I'm still a huge LINQPad fan and lately I started using Elmish in LINQPad. My fork bastardizes Elmish by eschews type safety because it effectively uses LINQPad's object dumper with the Elmish DSL (children can be anything). I don't condone the solution, but it does make creating throwaway prototypes fun. My next step was to make the HTML object dumper pluggable so I could get the Elmish bastard running on my Mac.

My ideal setup would be something that gives me the option to use it like FSI, LINQPad or something that does hot reloading:

I can see how all the incredible work being done by you all is coming together and getting us so close to realizing this dream. Maybe it's the caffeine talking, but seeing all the progress is exciting!

colombod commented 5 years ago

I am a big supporter of the way LINQPAd gives access to dom manipulation for rendering. I also like growth that Bokeh is going through.

The approach is interesting as it provides bidirectional binding, such feature can be used to interactive drill down on histogram bins for example (data zooming, or LOD more than graph zooming).

Since there are bindings already for python and Jupyter interaction I suppose that a decent .net bindings for it would open all .NET ecosystem to a wide set of new application for chart and advanced exploratory data analysis

jdh30 commented 4 years ago

Fascinating technical discussion.

Anyway, I'd add something about business and applications. From my point of view there are three relevant groups of people who would use this kind of functionality:

  1. Developers, e.g. IT, quants and data scientists.
  2. Semi-technical content producers, e.g. Traders, actuaries, analysts.
  3. Non-technical content consumers, e.g. customers, business people and stakeholders.

They have different requirements:

  1. Full interop and access, e.g. raw F# code running on .NET calling out to SQL Server.
  2. Ease of use in terms of the language and tooling, e.g. edit some F# script where you have Intellisense and all relevant libraries pre-accessible and click "Save" to have it uploaded to the server where group 3 can see it. No DLLs/binaries/executables/installers/VCS/build systems/fsproj hacking etc.
  3. Ease of use in terms of accessibility, i.e. all output in the browser.

Is a web-based IDE for Group 1 feasible or do they need VS/Code? Group 2 could probably use either Windows or web based tooling. Everyone probably wants more than charts.

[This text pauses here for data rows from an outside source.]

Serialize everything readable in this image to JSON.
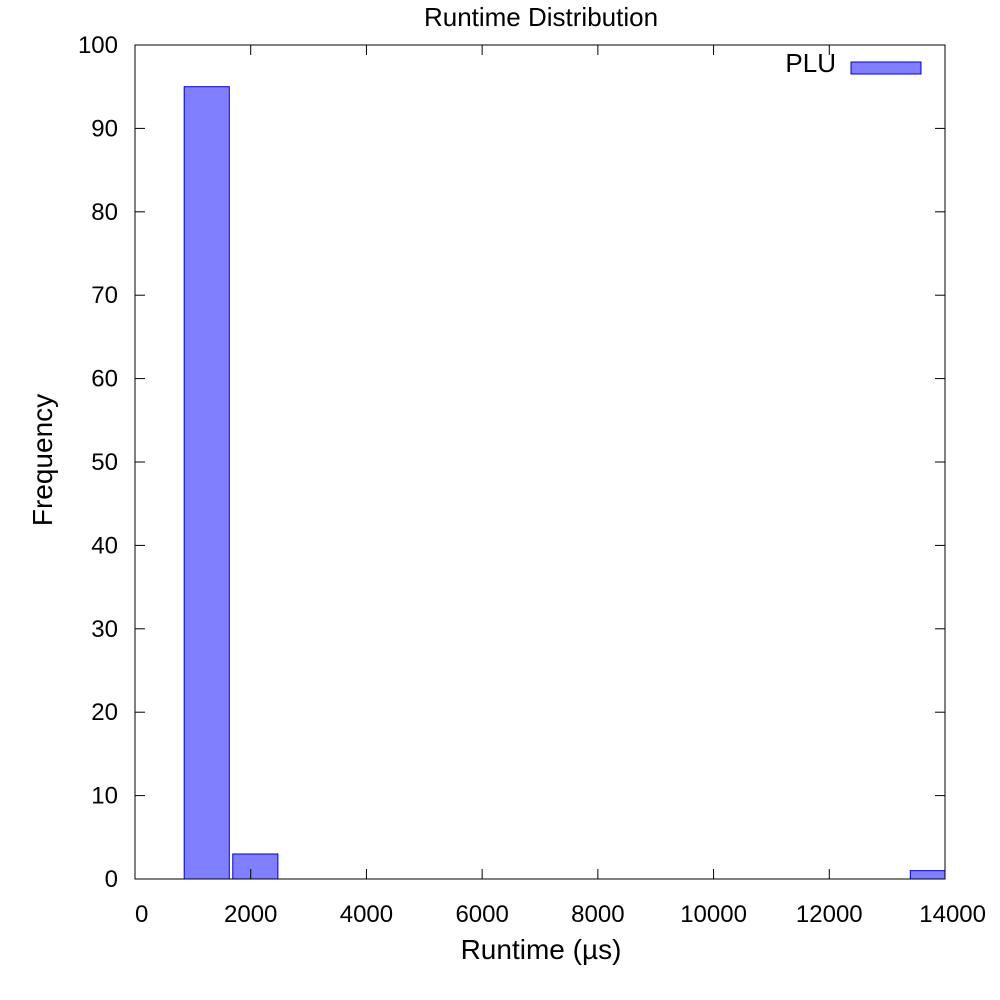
{
  "chart_data": {
    "type": "bar",
    "title": "Runtime Distribution",
    "xlabel": "Runtime (µs)",
    "ylabel": "Frequency",
    "xlim": [
      0,
      14000
    ],
    "ylim": [
      0,
      100
    ],
    "x_ticks": [
      0,
      2000,
      4000,
      6000,
      8000,
      10000,
      12000,
      14000
    ],
    "y_ticks": [
      0,
      10,
      20,
      30,
      40,
      50,
      60,
      70,
      80,
      90,
      100
    ],
    "grid": false,
    "legend_position": "top-right",
    "series": [
      {
        "name": "PLU",
        "color": "#8080ff",
        "edge_color": "#0000cc",
        "bins": [
          {
            "x0": 850,
            "x1": 1630,
            "value": 95
          },
          {
            "x0": 1690,
            "x1": 2470,
            "value": 3
          },
          {
            "x0": 13400,
            "x1": 14000,
            "value": 1
          }
        ]
      }
    ]
  }
}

In some cases (e.g. coding tutorials) you might want both code and output charts visible to the end user, e.g. integrate Tomas' FSharp.Formatting tool. In other cases (e.g. CMS, analytics dashboards, reporting) you probably want the output charts embedded in documents.

I suspect it would be best to keep the current ability to develop GUI apps in FSI with shared state for group 1 and add web output of charts but my feeling is that the latter would benefit more from having everything running in the browser (from the editor with Intellisense to the generated output), at least for groups 2 and 3. And I have no idea how the results would be put into documents.